Abstract 297P
Background
Palliative care services are bieng provided to advanced cancer patients, and have traditionally included symptom directed therapy, counselling regarding goals of care and discussions centered around aggressiveness of care. An early palliative mliaison is bieng offered to patients with recently diagnosed tumours, but the ambit, purview and scope of these services has remained essentially unchanged.
Methods
Details of 127 patients admitted to the ward between over the course of three months were recorded and analysed.
Results
Analgesic titration (54 percent), interventional pain management (15 percent) and provision of supportive care services (23 percent) were the most common indications for admission. 44/123 patients (35.7 percent) received services which can be considered to be within the purview of supportive care. Bisphosphonate infusion for prevention of skeletal related events (12), pigtail catheter insertion for malignant pleural effusion (4), ultrasound guided therapeutic paracentesis (5), octreotide infusion for symptom control in neuroendocrine tumours and malignant bowel obstruction (3), management of difficult to control symptoms including dyspnoea and pain, malignant bowel obstruction (2), chemotherapy related complications (including febrile neutropenia, mucositis and diarrhea) were among services provided upon inpatient admission. 3 patients recieved chemotherapy. 13/127 recieved consultation liasion during their stay in the ward.
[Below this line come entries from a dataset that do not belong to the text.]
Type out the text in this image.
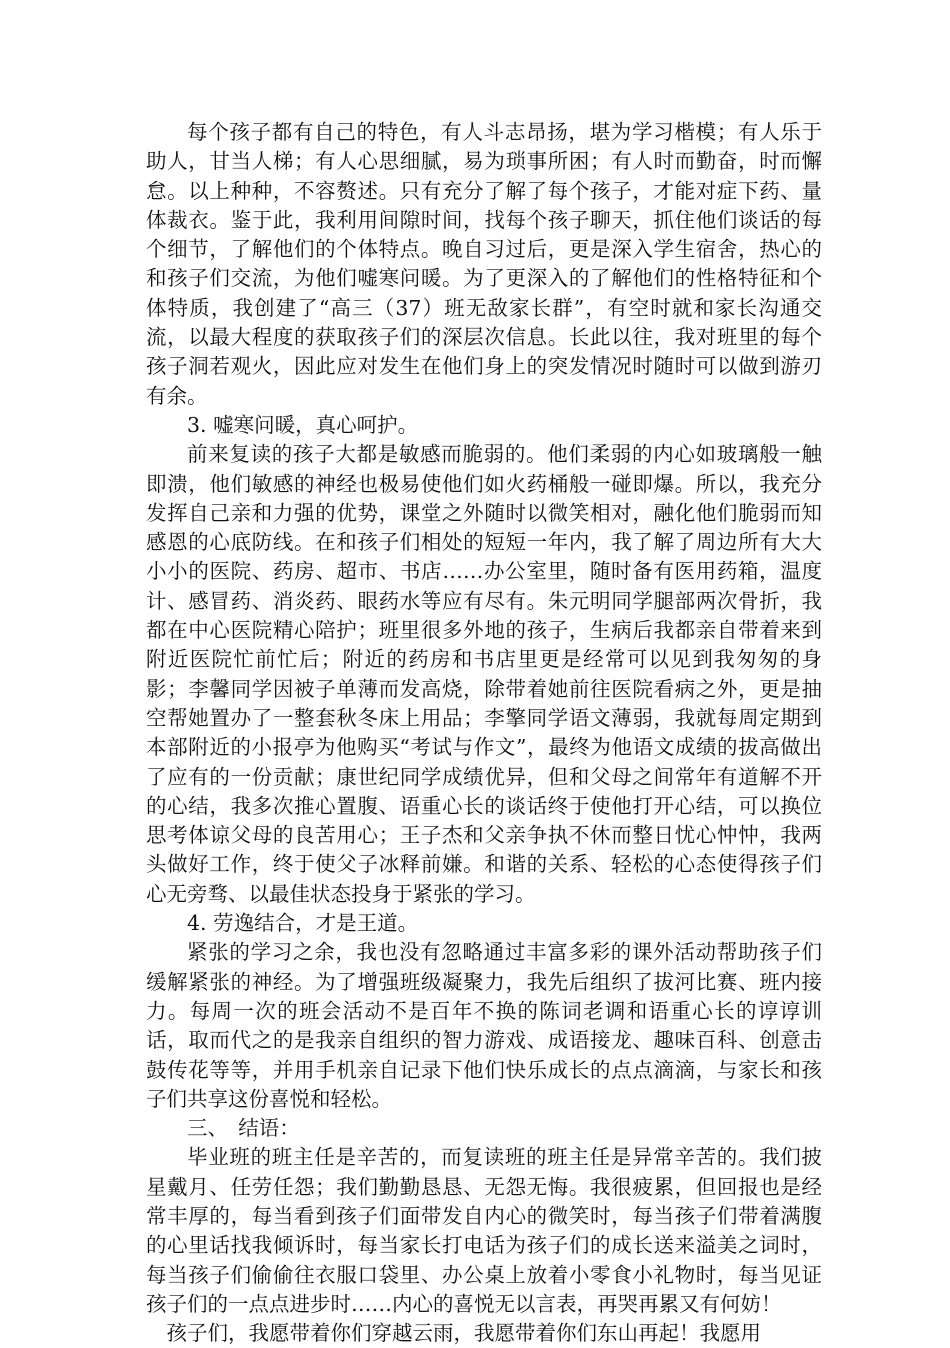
每个孩子都有自己的特色，有人斗志昂扬，堪为学习楷模；有人乐于助人，甘当人梯；有人心思细腻，易为琐事所困；有人时而勤奋，时而懈怠。以上种种，不容赘述。只有充分了解了每个孩子，才能对症下药、量体裁衣。鉴于此，我利用间隙时间，找每个孩子聊天，抓住他们谈话的每个细节，了解他们的个体特点。晚自习过后，更是深入学生宿舍，热心的和孩子们交流，为他们嘘寒问暖。为了更深入的了解他们的性格特征和个体特质，我创建了“高三（37）班无敌家长群”，有空时就和家长沟通交流，以最大程度的获取孩子们的深层次信息。长此以往，我对班里的每个孩子洞若观火，因此应对发生在他们身上的突发情况时随时可以做到游刃有余。

3. 嘘寒问暖，真心呵护。

前来复读的孩子大都是敏感而脆弱的。他们柔弱的内心如玻璃般一触即溃，他们敏感的神经也极易使他们如火药桶般一碰即爆。所以，我充分发挥自己亲和力强的优势，课堂之外随时以微笑相对，融化他们脆弱而知感恩的心底防线。在和孩子们相处的短短一年内，我了解了周边所有大大小小的医院、药房、超市、书店……办公室里，随时备有医用药箱，温度计、感冒药、消炎药、眼药水等应有尽有。朱元明同学腿部两次骨折，我都在中心医院精心陪护；班里很多外地的孩子，生病后我都亲自带着来到附近医院忙前忙后；附近的药房和书店里更是经常可以见到我匆匆的身影；李馨同学因被子单薄而发高烧，除带着她前往医院看病之外，更是抽空帮她置办了一整套秋冬床上用品；李擎同学语文薄弱，我就每周定期到本部附近的小报亭为他购买“考试与作文”，最终为他语文成绩的拔高做出了应有的一份贡献；康世纪同学成绩优异，但和父母之间常年有道解不开的心结，我多次推心置腹、语重心长的谈话终于使他打开心结，可以换位思考体谅父母的良苦用心；王子杰和父亲争执不休而整日忧心忡忡，我两头做好工作，终于使父子冰释前嫌。和谐的关系、轻松的心态使得孩子们心无旁骛、以最佳状态投身于紧张的学习。

4. 劳逸结合，才是王道。

紧张的学习之余，我也没有忽略通过丰富多彩的课外活动帮助孩子们缓解紧张的神经。为了增强班级凝聚力，我先后组织了拔河比赛、班内接力。每周一次的班会活动不是百年不换的陈词老调和语重心长的谆谆训话，取而代之的是我亲自组织的智力游戏、成语接龙、趣味百科、创意击鼓传花等等，并用手机亲自记录下他们快乐成长的点点滴滴，与家长和孩子们共享这份喜悦和轻松。

三、　结语：

毕业班的班主任是辛苦的，而复读班的班主任是异常辛苦的。我们披星戴月、任劳任怨；我们勤勤恳恳、无怨无悔。我很疲累，但回报也是经常丰厚的，每当看到孩子们面带发自内心的微笑时，每当孩子们带着满腹的心里话找我倾诉时，每当家长打电话为孩子们的成长送来溢美之词时，每当孩子们偷偷往衣服口袋里、办公桌上放着小零食小礼物时，每当见证孩子们的一点点进步时……内心的喜悦无以言表，再哭再累又有何妨！

孩子们，我愿带着你们穿越云雨，我愿带着你们东山再起！我愿用
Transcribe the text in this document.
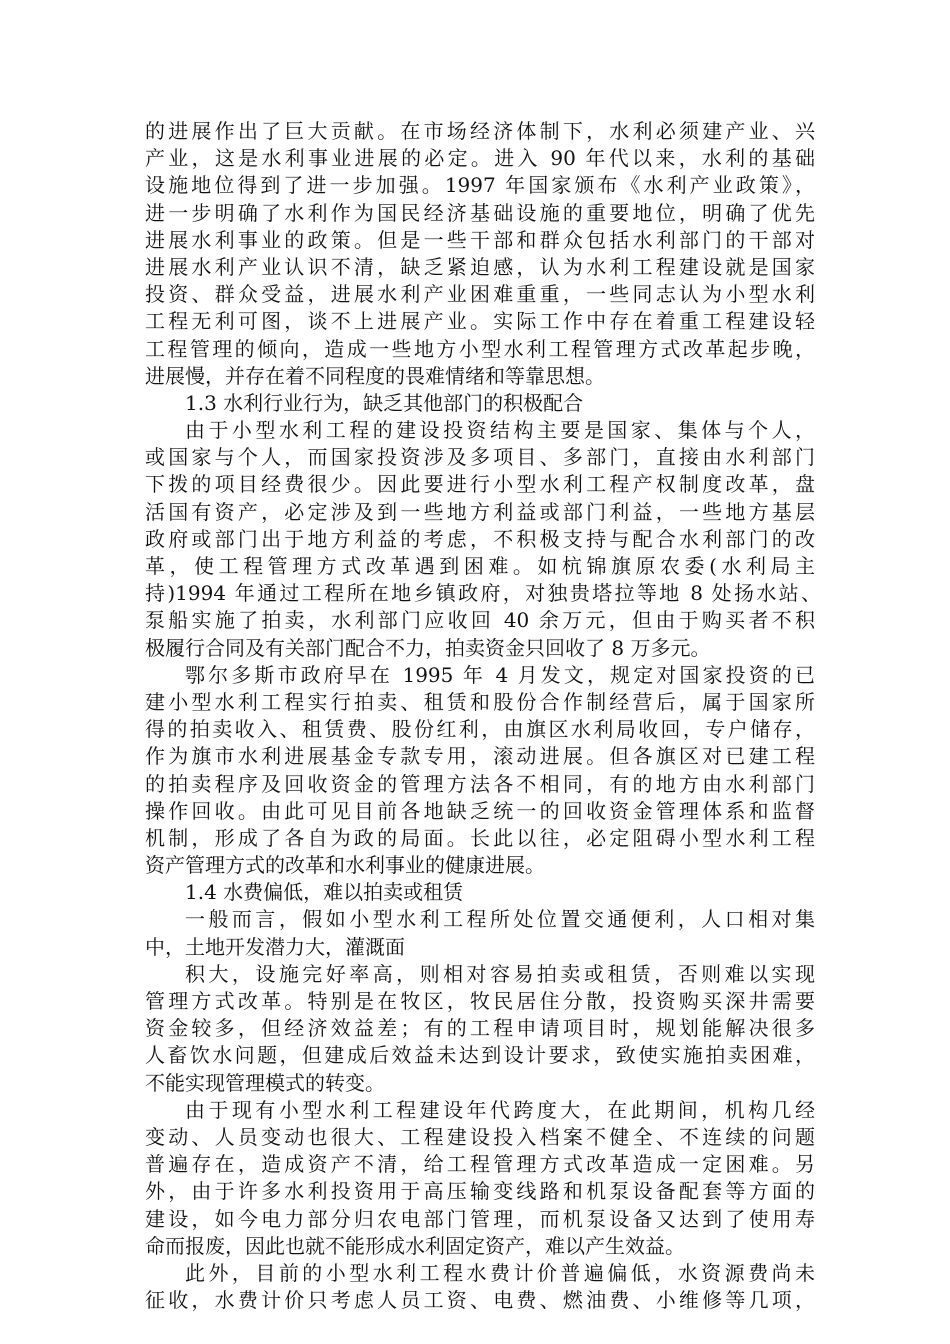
的进展作出了巨大贡献。在市场经济体制下，水利必须建产业、兴
产业，这是水利事业进展的必定。进入 90 年代以来，水利的基础
设施地位得到了进一步加强。1997 年国家颁布《水利产业政策》，
进一步明确了水利作为国民经济基础设施的重要地位，明确了优先
进展水利事业的政策。但是一些干部和群众包括水利部门的干部对
进展水利产业认识不清，缺乏紧迫感，认为水利工程建设就是国家
投资、群众受益，进展水利产业困难重重，一些同志认为小型水利
工程无利可图，谈不上进展产业。实际工作中存在着重工程建设轻
工程管理的倾向，造成一些地方小型水利工程管理方式改革起步晚，
进展慢，并存在着不同程度的畏难情绪和等靠思想。
1.3 水利行业行为，缺乏其他部门的积极配合
由于小型水利工程的建设投资结构主要是国家、集体与个人，
或国家与个人，而国家投资涉及多项目、多部门，直接由水利部门
下拨的项目经费很少。因此要进行小型水利工程产权制度改革，盘
活国有资产，必定涉及到一些地方利益或部门利益，一些地方基层
政府或部门出于地方利益的考虑，不积极支持与配合水利部门的改
革，使工程管理方式改革遇到困难。如杭锦旗原农委(水利局主
持)1994 年通过工程所在地乡镇政府，对独贵塔拉等地 8 处扬水站、
泵船实施了拍卖，水利部门应收回 40 余万元，但由于购买者不积
极履行合同及有关部门配合不力，拍卖资金只回收了 8 万多元。
鄂尔多斯市政府早在 1995 年 4 月发文，规定对国家投资的已
建小型水利工程实行拍卖、租赁和股份合作制经营后，属于国家所
得的拍卖收入、租赁费、股份红利，由旗区水利局收回，专户储存，
作为旗市水利进展基金专款专用，滚动进展。但各旗区对已建工程
的拍卖程序及回收资金的管理方法各不相同，有的地方由水利部门
操作回收。由此可见目前各地缺乏统一的回收资金管理体系和监督
机制，形成了各自为政的局面。长此以往，必定阻碍小型水利工程
资产管理方式的改革和水利事业的健康进展。
1.4 水费偏低，难以拍卖或租赁
一般而言，假如小型水利工程所处位置交通便利，人口相对集
中，土地开发潜力大，灌溉面
积大，设施完好率高，则相对容易拍卖或租赁，否则难以实现
管理方式改革。特别是在牧区，牧民居住分散，投资购买深井需要
资金较多，但经济效益差；有的工程申请项目时，规划能解决很多
人畜饮水问题，但建成后效益未达到设计要求，致使实施拍卖困难，
不能实现管理模式的转变。
由于现有小型水利工程建设年代跨度大，在此期间，机构几经
变动、人员变动也很大、工程建设投入档案不健全、不连续的问题
普遍存在，造成资产不清，给工程管理方式改革造成一定困难。另
外，由于许多水利投资用于高压输变线路和机泵设备配套等方面的
建设，如今电力部分归农电部门管理，而机泵设备又达到了使用寿
命而报废，因此也就不能形成水利固定资产，难以产生效益。
此外，目前的小型水利工程水费计价普遍偏低，水资源费尚未
征收，水费计价只考虑人员工资、电费、燃油费、小维修等几项，
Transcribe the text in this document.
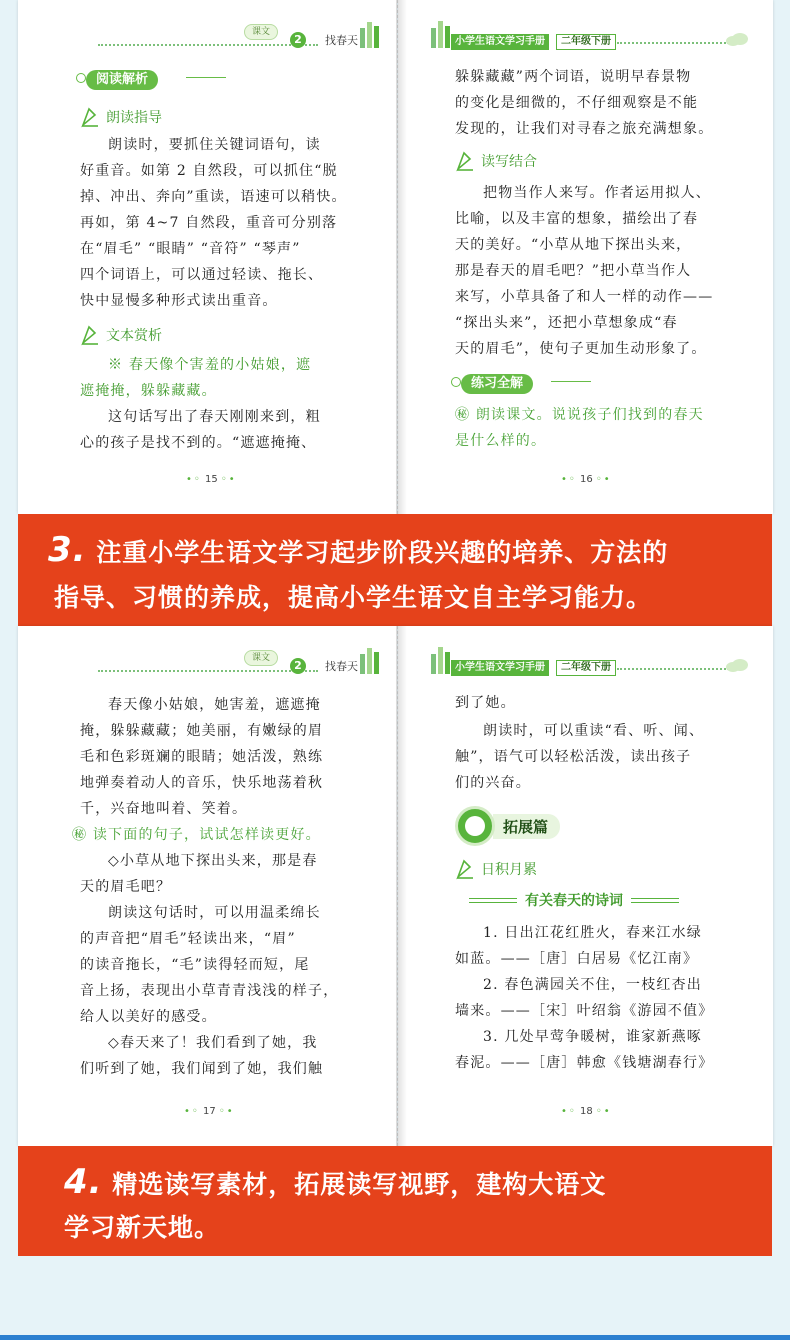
课文
2	找春天
阅读解析
朗读指导

朗读时，要抓住关键词语句，读

好重音。如第 2 自然段，可以抓住“脱

掉、冲出、奔向”重读，语速可以稍快。

再如，第 4~7 自然段，重音可分别落

在“眉毛” “眼睛” “音符” “琴声”

四个词语上，可以通过轻读、拖长、

快中显慢多种形式读出重音。

文本赏析

※ 春天像个害羞的小姑娘，遮

遮掩掩，躲躲藏藏。

这句话写出了春天刚刚来到，粗

心的孩子是找不到的。“遮遮掩掩、

•◦ 15 ◦•
小学生语文学习手册	二年级下册

躲躲藏藏”两个词语，说明早春景物

的变化是细微的，不仔细观察是不能

发现的，让我们对寻春之旅充满想象。

读写结合

把物当作人来写。作者运用拟人、

比喻，以及丰富的想象，描绘出了春

天的美好。“小草从地下探出头来，

那是春天的眉毛吧？”把小草当作人

来写，小草具备了和人一样的动作——

“探出头来”，还把小草想象成“春

天的眉毛”，使句子更加生动形象了。

练习全解

㊙ 朗读课文。说说孩子们找到的春天

是什么样的。

•◦ 16 ◦•
3. 注重小学生语文学习起步阶段兴趣的培养、方法的
指导、习惯的养成，提高小学生语文自主学习能力。
课文
2	找春天

春天像小姑娘，她害羞，遮遮掩

掩，躲躲藏藏；她美丽，有嫩绿的眉

毛和色彩斑斓的眼睛；她活泼，熟练

地弹奏着动人的音乐，快乐地荡着秋

千，兴奋地叫着、笑着。

㊙ 读下面的句子，试试怎样读更好。

◇小草从地下探出头来，那是春

天的眉毛吧？

朗读这句话时，可以用温柔绵长

的声音把“眉毛”轻读出来，“眉”

的读音拖长，“毛”读得轻而短，尾

音上扬，表现出小草青青浅浅的样子，

给人以美好的感受。

◇春天来了！我们看到了她，我

们听到了她，我们闻到了她，我们触

•◦ 17 ◦•
小学生语文学习手册	二年级下册

到了她。

朗读时，可以重读“看、听、闻、

触”，语气可以轻松活泼，读出孩子

们的兴奋。

拓展篇
日积月累
有关春天的诗词

1. 日出江花红胜火，春来江水绿

如蓝。——［唐］白居易《忆江南》

2. 春色满园关不住，一枝红杏出

墙来。——［宋］叶绍翁《游园不值》

3. 几处早莺争暖树，谁家新燕啄

春泥。——［唐］韩愈《钱塘湖春行》

•◦ 18 ◦•
4. 精选读写素材，拓展读写视野，建构大语文
学习新天地。
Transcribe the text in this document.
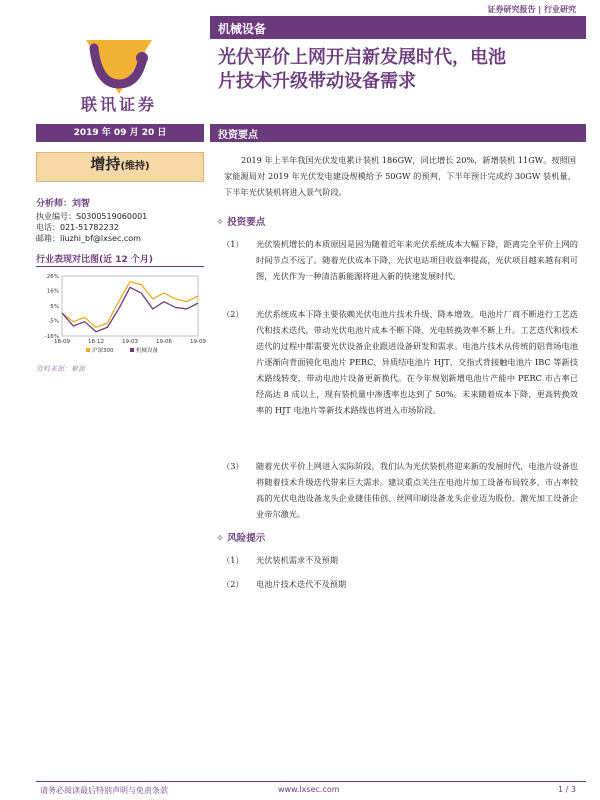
证券研究报告 | 行业研究
联讯证券
机械设备
光伏平价上网开启新发展时代，电池
片技术升级带动设备需求
2019 年 09 月 20 日
增持(维持)
分析师：刘智
执业编号：S0300519060001
电话：021-51782232
邮箱：liuzhi_bf@lxsec.com
行业表现对比图(近 12 个月)
26%
16%
5%
-5%
-16%
18-09	18-12	19-03	19-06	19-09
沪深300	机械设备
资料来源：聚源
投资要点
2019 年上半年我国光伏发电累计装机 186GW，同比增长 20%，新增装机 11GW。按照国家能源局对 2019 年光伏发电建设规模给予 50GW 的预判，下半年预计完成约 30GW 装机量，下半年光伏装机将进入景气阶段。
✧ 投资要点
（1） 光伏装机增长的本质原因是因为随着近年来光伏系统成本大幅下降，距离完全平价上网的时间节点不远了。随着光伏成本下降，光伏电站项目收益率提高，光伏项目越来越有利可图，光伏作为一种清洁新能源将进入新的快速发展时代。
（2） 光伏系统成本下降主要依赖光伏电池片技术升级、降本增效。电池片厂商不断进行工艺迭代和技术迭代，带动光伏电池片成本不断下降、光电转换效率不断上升。工艺迭代和技术迭代的过程中都需要光伏设备企业跟进设备研发和需求。电池片技术从传统的铝背场电池片逐渐向背面钝化电池片 PERC、异质结电池片 HJT、交指式背接触电池片 IBC 等新技术路线转变，带动电池片设备更新换代。在今年规划新增电池片产能中 PERC 市占率已经高达 8 成以上，现有装机量中渗透率也达到了 50%。未来随着成本下降，更高转换效率的 HJT 电池片等新技术路线也将进入市场阶段。
（3） 随着光伏平价上网进入实际阶段，我们认为光伏装机将迎来新的发展时代，电池片设备也将随着技术升级迭代带来巨大需求。建议重点关注在电池片加工设备布局较多，市占率较高的光伏电池设备龙头企业捷佳伟创、丝网印刷设备龙头企业迈为股份、激光加工设备企业帝尔激光。
✧ 风险提示
（1） 光伏装机需求不及预期
（2） 电池片技术迭代不及预期
请务必阅读最后特别声明与免责条款	www.lxsec.com	1 / 3
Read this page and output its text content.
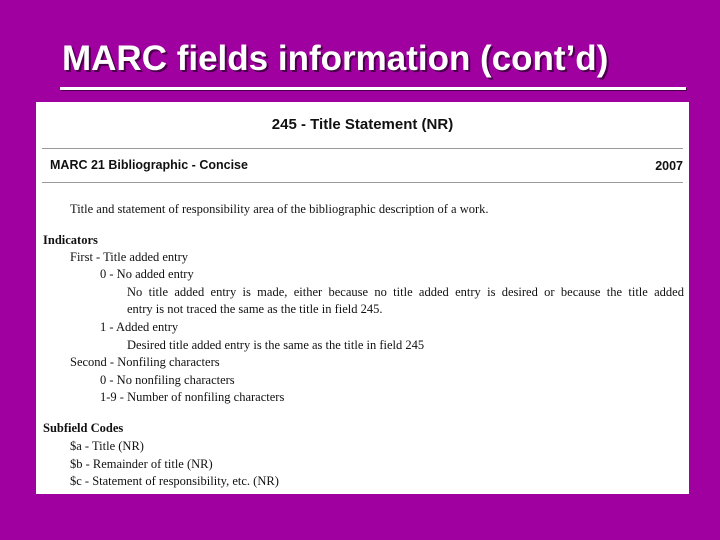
MARC fields information (cont’d)
245 - Title Statement (NR)
MARC 21 Bibliographic - Concise	2007
Title and statement of responsibility area of the bibliographic description of a work.
Indicators
First - Title added entry
0 - No added entry
No title added entry is made, either because no title added entry is desired or because the title added
entry is not traced the same as the title in field 245.
1 - Added entry
Desired title added entry is the same as the title in field 245
Second - Nonfiling characters
0 - No nonfiling characters
1-9 - Number of nonfiling characters
Subfield Codes
$a - Title (NR)
$b - Remainder of title (NR)
$c - Statement of responsibility, etc. (NR)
Medical oncology liaison was the most commonly sought. The most commonly prescribed opioid was morphine followed by fentanyl and tramadol. Average duration of stay was 1.2 days with the longest admission lasting 5 days. The duration of stay was significantly longer for those who also recieved supportive care (p<0.01). Morphine equivalent daily dose, number of medications prescribed and Eastern cooperative oncology group performance status did not have any effect on the duration of stay.
Conclusions
The nature of services provided under the purview of this model, has the potential to ignite a larger debate on the impending and urgent need to redefine the scope of conventional Palliation.
Clinical trial identification
Editorial acknowledgement
Legal entity responsible for the study
Rahul D. Arora.
Funding
Has not received any funding.
Disclosure
The author has declared no conflicts of interest.